I'm just back from a week in northern Minnesota, at an IWW event called the Work People's College. Labeling events as life-changing seems a bit trite when they won't especially change one's daily behavior, but this was still a pretty spectacular week for me. If you have ever experienced a very good week at Bible camp, with all the late night conversations and the intensity of being around a terrific, supportive community of like-minded people and out in nature somewhat isolated from the doldrums of life in ordinary time, then you'll have an idea of the setting. An exquisite lake formed the backdrop for our camp, and we swam or canoed near every break. Of course, we weren't discussing theology but political praxis most of the time, and we sang labor songs around the campfire.
I have heard that in Barcelona, before the Spanish Civil War wherein the communists and fascists alike killed the anarchists, people were able to look each other in the eye and live with a sense of great equality, greeting each other as Comrade regardless of profession. And indeed in this space we all introduced ourselves with little aplomb. My fellow workers were the best-read group of people I have ever met (bearing in mind that I went to grad school in English, that is saying quite a bit), all knowledgable in some dimension or another of the situation of working people.
For security reasons, I'm not going to go into specific tales online. I learned a lot about IWW culture and process, all of which would pretty boring to non-Wobblies among my readers, and reduntant to Wobblies. But I have decided on a few ways that my life needs to change as a result of this camp.

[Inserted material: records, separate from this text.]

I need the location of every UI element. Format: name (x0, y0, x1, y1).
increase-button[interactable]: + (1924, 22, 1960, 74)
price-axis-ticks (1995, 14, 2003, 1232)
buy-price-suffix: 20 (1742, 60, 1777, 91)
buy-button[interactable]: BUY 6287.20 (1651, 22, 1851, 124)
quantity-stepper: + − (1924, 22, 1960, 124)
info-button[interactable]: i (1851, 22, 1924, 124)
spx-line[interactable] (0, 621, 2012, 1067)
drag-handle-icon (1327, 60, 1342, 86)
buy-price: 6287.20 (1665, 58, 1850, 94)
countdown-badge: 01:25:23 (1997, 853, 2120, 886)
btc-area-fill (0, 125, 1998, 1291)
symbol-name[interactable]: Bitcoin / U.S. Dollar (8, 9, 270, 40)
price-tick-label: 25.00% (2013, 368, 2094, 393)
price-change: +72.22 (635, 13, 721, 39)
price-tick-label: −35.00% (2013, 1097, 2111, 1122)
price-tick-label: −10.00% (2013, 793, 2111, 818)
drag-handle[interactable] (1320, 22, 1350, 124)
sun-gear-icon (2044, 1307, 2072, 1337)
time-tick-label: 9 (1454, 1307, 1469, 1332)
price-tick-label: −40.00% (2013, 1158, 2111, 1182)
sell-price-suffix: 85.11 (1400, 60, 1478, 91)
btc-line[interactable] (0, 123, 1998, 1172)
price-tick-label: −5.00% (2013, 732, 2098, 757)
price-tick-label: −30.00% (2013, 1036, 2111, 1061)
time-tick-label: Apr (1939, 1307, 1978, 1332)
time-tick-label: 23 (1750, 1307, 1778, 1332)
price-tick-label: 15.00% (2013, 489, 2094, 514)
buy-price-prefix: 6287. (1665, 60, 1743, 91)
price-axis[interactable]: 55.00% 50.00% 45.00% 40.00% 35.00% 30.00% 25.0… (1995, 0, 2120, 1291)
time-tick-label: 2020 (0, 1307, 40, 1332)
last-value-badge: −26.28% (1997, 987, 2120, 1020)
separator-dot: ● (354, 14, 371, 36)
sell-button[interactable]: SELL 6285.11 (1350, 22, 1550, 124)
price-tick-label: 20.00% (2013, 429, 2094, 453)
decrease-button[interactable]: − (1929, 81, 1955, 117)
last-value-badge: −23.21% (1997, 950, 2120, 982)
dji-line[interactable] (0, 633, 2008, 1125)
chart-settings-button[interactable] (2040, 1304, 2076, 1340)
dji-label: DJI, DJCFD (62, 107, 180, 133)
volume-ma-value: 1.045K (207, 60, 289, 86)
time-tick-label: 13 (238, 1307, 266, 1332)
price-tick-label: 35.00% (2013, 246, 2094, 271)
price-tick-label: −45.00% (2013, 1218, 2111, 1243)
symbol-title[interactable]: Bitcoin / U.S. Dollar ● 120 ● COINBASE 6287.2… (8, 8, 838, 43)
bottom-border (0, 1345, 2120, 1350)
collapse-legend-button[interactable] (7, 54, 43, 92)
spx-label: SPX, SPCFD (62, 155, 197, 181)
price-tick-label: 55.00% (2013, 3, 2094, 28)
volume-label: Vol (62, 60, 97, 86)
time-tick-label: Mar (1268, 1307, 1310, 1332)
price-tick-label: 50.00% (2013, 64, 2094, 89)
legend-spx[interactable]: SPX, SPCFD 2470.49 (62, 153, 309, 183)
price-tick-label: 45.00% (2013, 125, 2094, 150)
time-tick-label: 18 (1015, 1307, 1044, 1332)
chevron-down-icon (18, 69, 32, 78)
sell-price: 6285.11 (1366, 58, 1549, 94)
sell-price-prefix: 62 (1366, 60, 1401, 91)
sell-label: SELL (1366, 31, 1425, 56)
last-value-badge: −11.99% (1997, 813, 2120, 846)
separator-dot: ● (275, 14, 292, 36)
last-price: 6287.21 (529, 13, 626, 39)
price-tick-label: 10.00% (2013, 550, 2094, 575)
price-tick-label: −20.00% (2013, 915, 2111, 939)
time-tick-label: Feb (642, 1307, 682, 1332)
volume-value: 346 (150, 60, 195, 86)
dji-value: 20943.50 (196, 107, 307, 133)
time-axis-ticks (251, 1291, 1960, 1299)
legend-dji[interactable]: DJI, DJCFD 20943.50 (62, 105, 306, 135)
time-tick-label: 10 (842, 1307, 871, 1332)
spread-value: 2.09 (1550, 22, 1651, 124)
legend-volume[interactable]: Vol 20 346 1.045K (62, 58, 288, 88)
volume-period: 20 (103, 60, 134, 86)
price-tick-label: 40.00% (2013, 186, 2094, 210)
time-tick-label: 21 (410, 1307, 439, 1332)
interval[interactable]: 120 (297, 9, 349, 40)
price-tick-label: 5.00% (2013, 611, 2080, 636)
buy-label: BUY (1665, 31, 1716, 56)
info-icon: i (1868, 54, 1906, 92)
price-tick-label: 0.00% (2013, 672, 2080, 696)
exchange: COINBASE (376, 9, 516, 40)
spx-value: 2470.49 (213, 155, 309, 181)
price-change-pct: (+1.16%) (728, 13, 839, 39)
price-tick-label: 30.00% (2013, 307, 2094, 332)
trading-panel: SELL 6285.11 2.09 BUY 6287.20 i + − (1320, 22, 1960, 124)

First of all, I need to pay less attention to the news. I've been a very well-informed citizen indeed for the past few years (what with my two hours a day of NPR), and resultantly depressed and despairing. During the past week I had very limited news access, and I was happy and productive. The actions of the capitalist state are always going to be against the working people unless we apply massive amounts of pressure. The laws in Kansas are horrible, discriminatory, infuriating, and compel good people to do deeply immoral things. But that is always the status of law imposed by a state for the good of the bosses. Most important liberation must be done by ordinary citizens, anyway, and we can never depend on law or justice in the capitalist legal system to fight discrimination--that must be done on the ground. Laws on the topic are nearly irrelevant. If a community wants to work against the various supremacies that divide us, it will do that work regardless of laws uphold them. If a community remains mired in those supremacies, no law can compel it to embrace our common humanity. So I am going to practice ignoring the abominable legislative attempts to justify oppression, and focus on the work I can do against it.
Secondly, I want to camp more! I proved to myself that I don't have to be inside and recently showered at all times, and that I can set up a tent (although not keep it sitting on the ground and relatively dry--that lesson must come later) and sleep on the ground. There's a certain freedom from possessions and acceptance of nature's commonality in camping and I want to practice those acts more often.